Unternehmenswachstum durch drei Funktionen des Factorings

Wegen der aktuellen unsicheren Finanzsituation fällt es vielen Unternehmen schwer, sich am Markt zu behaupten und konkurrenzfähig zu bleiben. Die Belastung, die vor allem kleine und mittelständische Unternehmen spüren, ist die sinkende Zahlungsmoral ihrer Kunden. Durch viele Zahlungsausfälle, die oftmals zugunsten der Kundenbeziehungen toleriert werden, gefährden Unternehmer aber langfristig ihre eigene Liquidität. Damit man nun nicht in die Spirale der Zahlungsunfähigkeit hinein gerät, ist eine vorbeugende Strategie angebracht. Die Lösung aus der Spirale ist das Factoring.

Das Factoring ist eine alternative Finanzierungsform, die heutzutage gerne als Finanzierungsquelle mittelständischer Unternehmen zur umsatzkongruenten Betriebsmittelfinanzierung genutzt wird. Das echte Factoring hilft einem Unternehmen, die Bilanz um Forderungen und Verbindlichkeiten zu verkürzen und verbessert dadurch ihre Liquidität und ihre Eigenkapitalquote. Dadurch erreichen die meisten auch ein besseres Rating.
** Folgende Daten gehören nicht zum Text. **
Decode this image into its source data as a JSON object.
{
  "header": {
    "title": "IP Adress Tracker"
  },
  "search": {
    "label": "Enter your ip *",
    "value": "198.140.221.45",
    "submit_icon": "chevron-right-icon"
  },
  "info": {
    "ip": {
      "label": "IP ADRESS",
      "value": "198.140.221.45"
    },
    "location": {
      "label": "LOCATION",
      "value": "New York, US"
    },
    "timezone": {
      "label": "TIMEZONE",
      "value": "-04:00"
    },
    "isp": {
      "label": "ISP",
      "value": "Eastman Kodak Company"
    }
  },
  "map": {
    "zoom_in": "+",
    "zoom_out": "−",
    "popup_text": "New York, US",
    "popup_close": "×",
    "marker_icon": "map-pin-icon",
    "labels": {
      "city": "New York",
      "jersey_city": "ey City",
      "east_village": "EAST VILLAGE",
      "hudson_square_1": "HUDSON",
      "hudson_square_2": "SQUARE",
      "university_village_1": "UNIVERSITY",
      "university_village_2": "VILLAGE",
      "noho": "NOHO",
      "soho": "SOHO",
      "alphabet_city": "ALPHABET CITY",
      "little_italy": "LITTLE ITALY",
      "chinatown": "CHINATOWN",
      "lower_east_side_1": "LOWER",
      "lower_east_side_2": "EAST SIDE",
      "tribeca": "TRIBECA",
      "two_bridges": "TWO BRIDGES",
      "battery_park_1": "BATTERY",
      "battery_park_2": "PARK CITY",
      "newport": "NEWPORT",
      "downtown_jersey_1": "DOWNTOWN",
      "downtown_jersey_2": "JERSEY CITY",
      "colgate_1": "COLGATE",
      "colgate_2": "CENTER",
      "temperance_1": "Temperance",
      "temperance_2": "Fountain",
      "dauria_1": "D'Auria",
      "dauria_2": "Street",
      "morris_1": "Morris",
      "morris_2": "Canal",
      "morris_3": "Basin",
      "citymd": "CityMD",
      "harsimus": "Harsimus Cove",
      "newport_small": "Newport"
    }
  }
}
Neben dem Finanzierungsaspekt spielt beim Factoring natürlich auch die Versicherungsfunktion eine große Rolle. Neben dem Forderungsverkauf kann ein Unternehmen sich von einem Factoring-Institut auch gegen Zahlungsausfall versichern lassen. Das heißt bei Übernahme des Delkredererisikos durch den Factor zahlt dieser auch, wenn ein Debitor sich als zahlungsunfähig herausstellt. Zusätzlich bietet das Factoring eine Entlastung der Verwaltung und Buchhaltung eines Unternehmens, wenn im Factoring-Vertrag auch die Übernahme der Debitorenbuchhaltung, des Mahn- und Inkassowesens und der Rechnungstellung vereinbart wird.

Mit diesen drei Funktionen ist Factoring ein wirksames Instrument für die Planbarkeit von Liquidität, für die Absicherung gegen Zahlungsausfälle und zur unternehmerischen Entlastung und unterstützt das Ziel der Stärkung und des Wachstums eines Unternehmens.